I’d of course want either Walter Hagen or John Daly in the group since they would supply the booze. There are only two cures for “yipping” putts. Booze or a long putter which the USGA decided to make illegal to piss me and PGA tour pro Keegan Bradley off. The USGA loves Fred Couples and would have left it legal had it not been for their contempt for me and Keegan. I don’t even know what we did to piss them off.
Like him or not, Tiger Woods is in everyone’s all time foursome. Except for lady golfers. The prudish ones at least who hate all male fun. He of course was in mine until I read about a young lady named Susie Doyans.
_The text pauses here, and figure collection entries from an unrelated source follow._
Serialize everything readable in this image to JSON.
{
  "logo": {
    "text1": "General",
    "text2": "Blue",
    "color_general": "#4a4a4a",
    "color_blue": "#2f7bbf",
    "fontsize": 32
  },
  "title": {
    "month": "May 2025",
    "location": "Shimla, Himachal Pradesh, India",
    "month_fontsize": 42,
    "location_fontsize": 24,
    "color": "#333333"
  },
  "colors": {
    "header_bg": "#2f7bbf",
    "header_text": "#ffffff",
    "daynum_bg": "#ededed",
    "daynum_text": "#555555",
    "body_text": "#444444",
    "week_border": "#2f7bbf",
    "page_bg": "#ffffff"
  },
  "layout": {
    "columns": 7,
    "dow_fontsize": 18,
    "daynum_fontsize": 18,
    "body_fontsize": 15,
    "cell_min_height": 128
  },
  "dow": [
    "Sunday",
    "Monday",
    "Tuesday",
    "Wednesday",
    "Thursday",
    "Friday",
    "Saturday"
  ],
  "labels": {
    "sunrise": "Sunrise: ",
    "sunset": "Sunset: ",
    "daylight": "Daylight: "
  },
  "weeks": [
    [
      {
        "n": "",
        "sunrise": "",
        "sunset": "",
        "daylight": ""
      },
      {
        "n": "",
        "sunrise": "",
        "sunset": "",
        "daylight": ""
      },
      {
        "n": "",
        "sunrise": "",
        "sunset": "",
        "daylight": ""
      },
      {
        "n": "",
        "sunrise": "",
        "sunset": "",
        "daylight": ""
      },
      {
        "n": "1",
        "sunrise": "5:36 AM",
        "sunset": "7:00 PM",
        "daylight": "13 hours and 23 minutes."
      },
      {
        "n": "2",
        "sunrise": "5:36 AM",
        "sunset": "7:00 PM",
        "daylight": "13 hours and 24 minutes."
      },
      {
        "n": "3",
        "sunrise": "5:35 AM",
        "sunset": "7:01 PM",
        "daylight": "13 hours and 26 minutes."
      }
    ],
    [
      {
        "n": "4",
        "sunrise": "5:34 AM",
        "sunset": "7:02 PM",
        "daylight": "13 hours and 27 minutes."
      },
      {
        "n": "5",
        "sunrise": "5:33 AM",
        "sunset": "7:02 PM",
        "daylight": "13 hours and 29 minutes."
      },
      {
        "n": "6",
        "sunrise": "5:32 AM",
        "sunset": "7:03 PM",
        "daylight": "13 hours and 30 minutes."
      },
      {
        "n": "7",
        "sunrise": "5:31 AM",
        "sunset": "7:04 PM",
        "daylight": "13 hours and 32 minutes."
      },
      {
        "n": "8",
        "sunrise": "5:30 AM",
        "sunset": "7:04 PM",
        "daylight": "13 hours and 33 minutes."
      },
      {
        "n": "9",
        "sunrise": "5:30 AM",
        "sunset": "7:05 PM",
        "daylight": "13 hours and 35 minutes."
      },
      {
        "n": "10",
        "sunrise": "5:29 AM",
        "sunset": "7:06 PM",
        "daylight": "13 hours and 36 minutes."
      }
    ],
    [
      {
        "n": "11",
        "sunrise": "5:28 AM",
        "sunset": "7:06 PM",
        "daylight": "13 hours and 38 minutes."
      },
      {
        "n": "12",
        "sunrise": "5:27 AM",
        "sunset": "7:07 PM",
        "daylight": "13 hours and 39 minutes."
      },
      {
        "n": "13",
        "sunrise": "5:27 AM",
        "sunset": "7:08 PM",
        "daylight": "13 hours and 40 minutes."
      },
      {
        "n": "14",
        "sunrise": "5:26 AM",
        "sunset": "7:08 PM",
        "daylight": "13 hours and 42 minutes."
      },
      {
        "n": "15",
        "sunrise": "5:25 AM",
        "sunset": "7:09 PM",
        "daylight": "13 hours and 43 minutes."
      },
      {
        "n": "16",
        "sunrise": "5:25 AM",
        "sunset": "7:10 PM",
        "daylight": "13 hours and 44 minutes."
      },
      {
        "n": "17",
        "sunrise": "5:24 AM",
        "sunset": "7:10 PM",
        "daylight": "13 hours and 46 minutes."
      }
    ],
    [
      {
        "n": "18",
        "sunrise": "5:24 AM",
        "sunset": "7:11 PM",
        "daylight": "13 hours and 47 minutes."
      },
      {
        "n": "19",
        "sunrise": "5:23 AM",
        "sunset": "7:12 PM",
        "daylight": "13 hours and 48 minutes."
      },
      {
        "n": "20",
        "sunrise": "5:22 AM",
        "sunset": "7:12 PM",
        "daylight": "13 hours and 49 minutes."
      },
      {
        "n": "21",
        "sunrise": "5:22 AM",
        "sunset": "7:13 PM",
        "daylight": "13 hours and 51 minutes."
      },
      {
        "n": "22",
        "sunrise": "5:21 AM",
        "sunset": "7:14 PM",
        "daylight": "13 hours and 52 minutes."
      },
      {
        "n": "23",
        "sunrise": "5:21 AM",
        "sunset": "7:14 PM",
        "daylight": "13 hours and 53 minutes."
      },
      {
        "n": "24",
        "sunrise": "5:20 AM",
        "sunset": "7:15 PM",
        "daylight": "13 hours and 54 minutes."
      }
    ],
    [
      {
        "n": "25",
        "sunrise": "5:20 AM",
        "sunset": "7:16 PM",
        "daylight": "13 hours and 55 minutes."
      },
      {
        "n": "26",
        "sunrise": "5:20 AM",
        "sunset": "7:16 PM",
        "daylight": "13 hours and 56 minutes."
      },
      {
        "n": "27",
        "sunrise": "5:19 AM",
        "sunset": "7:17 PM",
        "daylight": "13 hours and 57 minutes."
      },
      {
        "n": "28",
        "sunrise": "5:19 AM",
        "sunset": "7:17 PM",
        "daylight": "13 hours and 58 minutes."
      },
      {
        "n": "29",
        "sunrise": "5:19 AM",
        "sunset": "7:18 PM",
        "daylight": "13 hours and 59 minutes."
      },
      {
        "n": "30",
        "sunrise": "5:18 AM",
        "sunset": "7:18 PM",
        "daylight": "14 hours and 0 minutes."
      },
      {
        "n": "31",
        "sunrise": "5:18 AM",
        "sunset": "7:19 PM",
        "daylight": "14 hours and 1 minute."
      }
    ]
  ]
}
Susie isn’t a real good golfer. Neither am I. She hasn’t broke 100 yet. But she’s accomplished more than just about anyone I can think of. A doctor told Susie’s mother it would be best to leave her in an institution. Her mother, obviously a woman of intellect and goos sense ignored the doctor’s advice. Susie learned to write at six years old. She didn’t speak for 20 years except a little to her mom. Now she gives speeches for Special Olympics. And she’s won medals for her golf she hangs on her wall.
Normally I ignore feel good stories. But my granddaughter has Downs Syndrome just like Susie. I understand the shyness. Fortunately we know more about Downs and are better able to deal with it. And hopefully my granddaughter will pick up a golf club one day and enjoy the game of a lifetime. Just like Susie.
So it comes down to this. There’s only room for four people at my fantasy tee time. Me, Gary Player and Walter Hagan. Tough break Tiger. You’re out. I’m playing 18 with a real hero. You’re on the tee Susie!